Estou revoltado. Muito revoltado. Com tudo isto e com a passividade de um certa intelectualidade europeia, quer de esquerda, quer de direita, que, perante os ataques criminosos à sua (e à nossa) liberdade por parte do terrorismo islâmico se agacham refugiando-se no silêncio ou, quando falam é apenas para se manifestarem receosos de um eventual islamofobismo. Mas são os mesmos que ao mais pequeno gesto ou tique da Igreja Católica menos consentâneo com a LIBERDADE, que logo colocam em maiúsculas, saltam como heróicos e fogosos combatentes da liberdade supostamente em causa. Estou revoltado. Muito. Mas sereno.

11 de Novembro

A propósito da independência de Angola, deixei no "Duas ou três Coisas", blog de Francisco Seixas da Costa, que foi embaixador em Angola durante os anos de 82 a 86, e mais tarde no Brasil e em Paris, o seguinte comentário:

Estava lá nessa noite. Em Luanda. Eu e o meu grupo de amigos, estudantes universitários, todos afectos ao MPLA, decidimos não estar presentes no local da cerimónia, na recém-denominada praça 1º de Maio, por razões de segurança, como, aliás, o fez a esmagadora maioria da população de Luanda que em casa ficou. Não era para menos: a cerca de 30 quilómetros de Luanda, em Kifandongo, travava-se a mais dura das batalhas entre o exército do MPLA (as FAPLA), apoiadas pelo exército cubano, e a FNLA de Holden Roberto alimentada pelo exército da república do Zaire. Ouvia-se em Luanda a artilharia pesada. Não se sabia qual o epílogo dessa batalha. Temia-se que o tenebroso Holden Roberto pudesse entrar em Luanda. A chacina seria grande. O medo era justificado. Esse temor levou a que a população ficasse em casa. Eu incluído. Hoje, lamento não ter assistido a esse momento histórico. Mas é, hoje, um momento histórico que não comemoro.
Comentário do Embaixador: “É minha impressão ou nestes anteriores comentários há muito saudosismo, muito "Africa adeus"?”

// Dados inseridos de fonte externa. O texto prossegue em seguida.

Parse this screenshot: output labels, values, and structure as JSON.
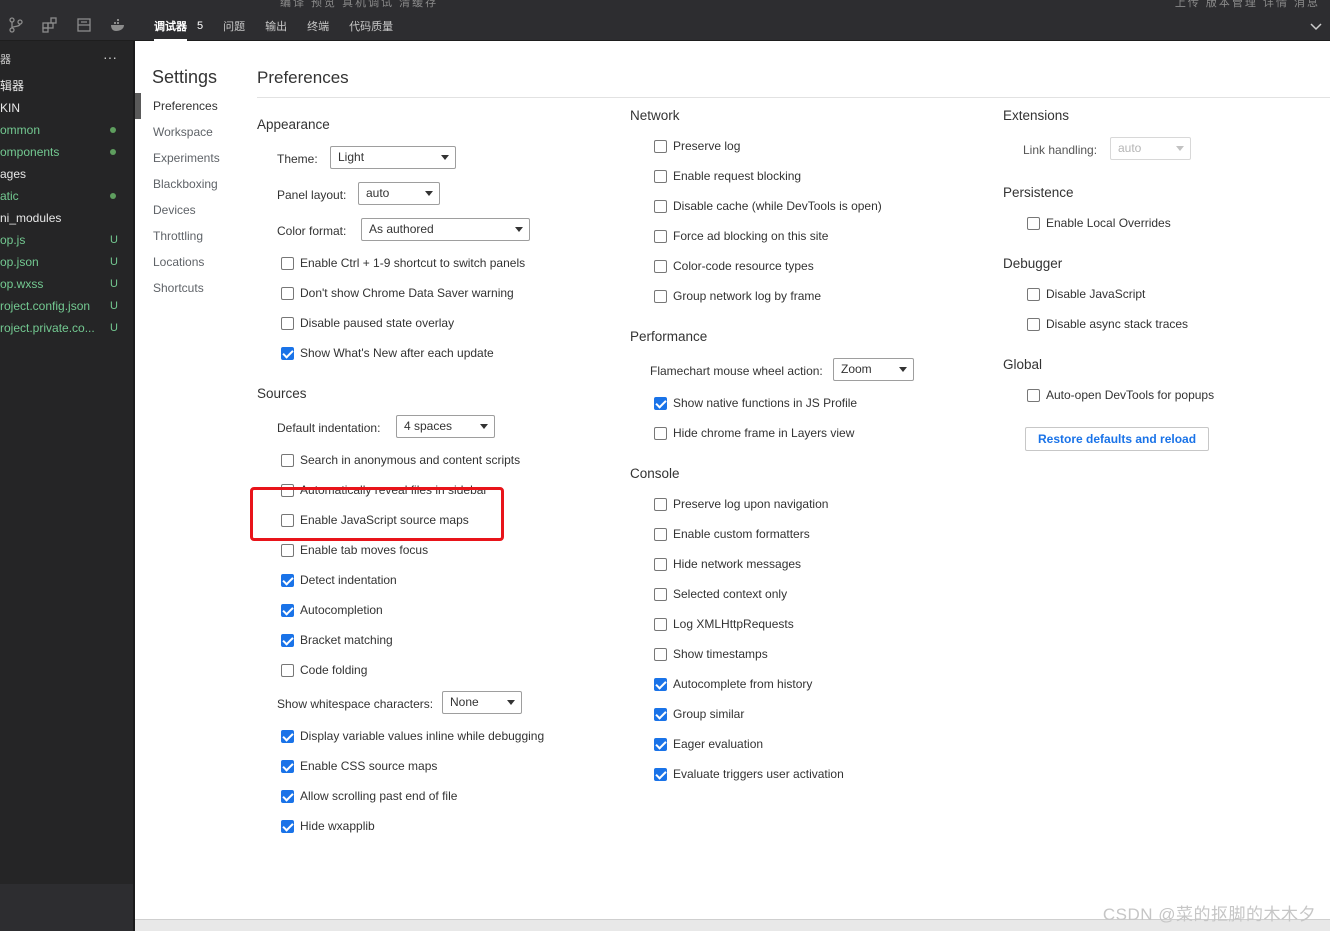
{
  "topbar": {
    "ghost_left": "编译   预览   真机调试   清缓存",
    "ghost_right": "上传   版本管理   详情   消息",
    "tabs": [
      {
        "label": "调试器",
        "active": true
      },
      {
        "label": "问题"
      },
      {
        "label": "输出"
      },
      {
        "label": "终端"
      },
      {
        "label": "代码质量"
      }
    ],
    "debugger_count": "5"
  },
  "explorer": {
    "header": "器",
    "more": "···",
    "items": [
      {
        "name": "辑器",
        "color": "#e8e8e8",
        "status": ""
      },
      {
        "name": "KIN",
        "color": "#e8e8e8",
        "status": ""
      },
      {
        "name": "ommon",
        "color": "#73c991",
        "status": "dot"
      },
      {
        "name": "omponents",
        "color": "#73c991",
        "status": "dot"
      },
      {
        "name": "ages",
        "color": "#e8e8e8",
        "status": ""
      },
      {
        "name": "atic",
        "color": "#73c991",
        "status": "dot"
      },
      {
        "name": "ni_modules",
        "color": "#e8e8e8",
        "status": ""
      },
      {
        "name": "op.js",
        "color": "#73c991",
        "status": "U"
      },
      {
        "name": "op.json",
        "color": "#73c991",
        "status": "U"
      },
      {
        "name": "op.wxss",
        "color": "#73c991",
        "status": "U"
      },
      {
        "name": "roject.config.json",
        "color": "#73c991",
        "status": "U"
      },
      {
        "name": "roject.private.co...",
        "color": "#73c991",
        "status": "U"
      }
    ]
  },
  "settings": {
    "title": "Settings",
    "nav": [
      "Preferences",
      "Workspace",
      "Experiments",
      "Blackboxing",
      "Devices",
      "Throttling",
      "Locations",
      "Shortcuts"
    ],
    "selected": "Preferences"
  },
  "preferences": {
    "title": "Preferences",
    "appearance": {
      "title": "Appearance",
      "theme_label": "Theme:",
      "theme_value": "Light",
      "panel_layout_label": "Panel layout:",
      "panel_layout_value": "auto",
      "color_format_label": "Color format:",
      "color_format_value": "As authored",
      "checks": [
        {
          "label": "Enable Ctrl + 1-9 shortcut to switch panels",
          "checked": false
        },
        {
          "label": "Don't show Chrome Data Saver warning",
          "checked": false
        },
        {
          "label": "Disable paused state overlay",
          "checked": false
        },
        {
          "label": "Show What's New after each update",
          "checked": true
        }
      ]
    },
    "sources": {
      "title": "Sources",
      "indent_label": "Default indentation:",
      "indent_value": "4 spaces",
      "checks": [
        {
          "label": "Search in anonymous and content scripts",
          "checked": false
        },
        {
          "label": "Automatically reveal files in sidebar",
          "checked": false
        },
        {
          "label": "Enable JavaScript source maps",
          "checked": false
        },
        {
          "label": "Enable tab moves focus",
          "checked": false
        },
        {
          "label": "Detect indentation",
          "checked": true
        },
        {
          "label": "Autocompletion",
          "checked": true
        },
        {
          "label": "Bracket matching",
          "checked": true
        },
        {
          "label": "Code folding",
          "checked": false
        }
      ],
      "whitespace_label": "Show whitespace characters:",
      "whitespace_value": "None",
      "checks2": [
        {
          "label": "Display variable values inline while debugging",
          "checked": true
        },
        {
          "label": "Enable CSS source maps",
          "checked": true
        },
        {
          "label": "Allow scrolling past end of file",
          "checked": true
        },
        {
          "label": "Hide wxapplib",
          "checked": true
        }
      ]
    },
    "network": {
      "title": "Network",
      "checks": [
        {
          "label": "Preserve log",
          "checked": false
        },
        {
          "label": "Enable request blocking",
          "checked": false
        },
        {
          "label": "Disable cache (while DevTools is open)",
          "checked": false
        },
        {
          "label": "Force ad blocking on this site",
          "checked": false
        },
        {
          "label": "Color-code resource types",
          "checked": false
        },
        {
          "label": "Group network log by frame",
          "checked": false
        }
      ]
    },
    "performance": {
      "title": "Performance",
      "flame_label": "Flamechart mouse wheel action:",
      "flame_value": "Zoom",
      "checks": [
        {
          "label": "Show native functions in JS Profile",
          "checked": true
        },
        {
          "label": "Hide chrome frame in Layers view",
          "checked": false
        }
      ]
    },
    "console": {
      "title": "Console",
      "checks": [
        {
          "label": "Preserve log upon navigation",
          "checked": false
        },
        {
          "label": "Enable custom formatters",
          "checked": false
        },
        {
          "label": "Hide network messages",
          "checked": false
        },
        {
          "label": "Selected context only",
          "checked": false
        },
        {
          "label": "Log XMLHttpRequests",
          "checked": false
        },
        {
          "label": "Show timestamps",
          "checked": false
        },
        {
          "label": "Autocomplete from history",
          "checked": true
        },
        {
          "label": "Group similar",
          "checked": true
        },
        {
          "label": "Eager evaluation",
          "checked": true
        },
        {
          "label": "Evaluate triggers user activation",
          "checked": true
        }
      ]
    },
    "extensions": {
      "title": "Extensions",
      "link_label": "Link handling:",
      "link_value": "auto"
    },
    "persistence": {
      "title": "Persistence",
      "checks": [
        {
          "label": "Enable Local Overrides",
          "checked": false
        }
      ]
    },
    "debugger": {
      "title": "Debugger",
      "checks": [
        {
          "label": "Disable JavaScript",
          "checked": false
        },
        {
          "label": "Disable async stack traces",
          "checked": false
        }
      ]
    },
    "global": {
      "title": "Global",
      "checks": [
        {
          "label": "Auto-open DevTools for popups",
          "checked": false
        }
      ],
      "restore_label": "Restore defaults and reload"
    }
  },
  "watermark": "CSDN @菜的抠脚的木木夕"
}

Eis o que foi a minha resposta:

Caro embaixador,

Uma coisa é   para quem nasceu ou se conheceu em África, como eu que fui para lá com dois anos de idade, e que lá viveu durante muitos anos (regressei em 77) –  ter saudades desses tempos que eram, sem qualquer dúvida, “tempos coloniais”, outra coisa é ter saudades do colonialismo. São coisas bem distintas. Haverá alguns que as terão, não o nego. Mas em muitos destes comentários, ajuízo eu, há mais saudades dos “tempos colonias” do que do colonialismo. E é natural que assim seja. Em África ficou lá a nossa meninice, a nossa infância, as fisgas e as árvores onde caçávamos os passrinhos, os rios onde nos banhávamos  e pescávamos. Ficaram lá os morros de salalé, os imbondeiros. Ficou lá o cheiro à terra que emergia depois da chuva. Ficaram lá todas estas memórias. E todos, incluindo os colonos, têm o direito à sua memória e à nostalgia que ela inevitavelmente, envolve. Ficaram lá também, enterrados, os nossos mortos –  é bom não esquecer –  avós, pais, tios, esposas e filhos.  Para além de toda esta memória que por lá ficou sepultada –  e que não é fácil revisitá-la: não se vai a África com a mesma facilidade com que se vai a Trá-os-Montes matar saudades –    em muitos deles permanecerá ainda uma réstia de grande amargura porque viveram e sofreram esses tempos, que a tragédia da descolonização desordenada foi”, como bem refer o embaixador.

Melo Antunes foi, dos militares de Abril, o mais corajoso. Fez o 25 de Abril. Fez o 25 de Novembro e nesse mesmo dia teve a coragem de matar à nascença uma “caça às bruxas” que se adivinhava, ao afirmar que não haveria de democracia se o PCP fosse dela excluído (e hoje, por razões óbvias, é bom recordá-lo). E já no fim da vida, ao contrário de outros, que juntamente com ele tiveram papel preponderante na descolonização, teve a coragem de reconhecer que poderiam ter feito melhor descolonização. É a humildade dos grandes.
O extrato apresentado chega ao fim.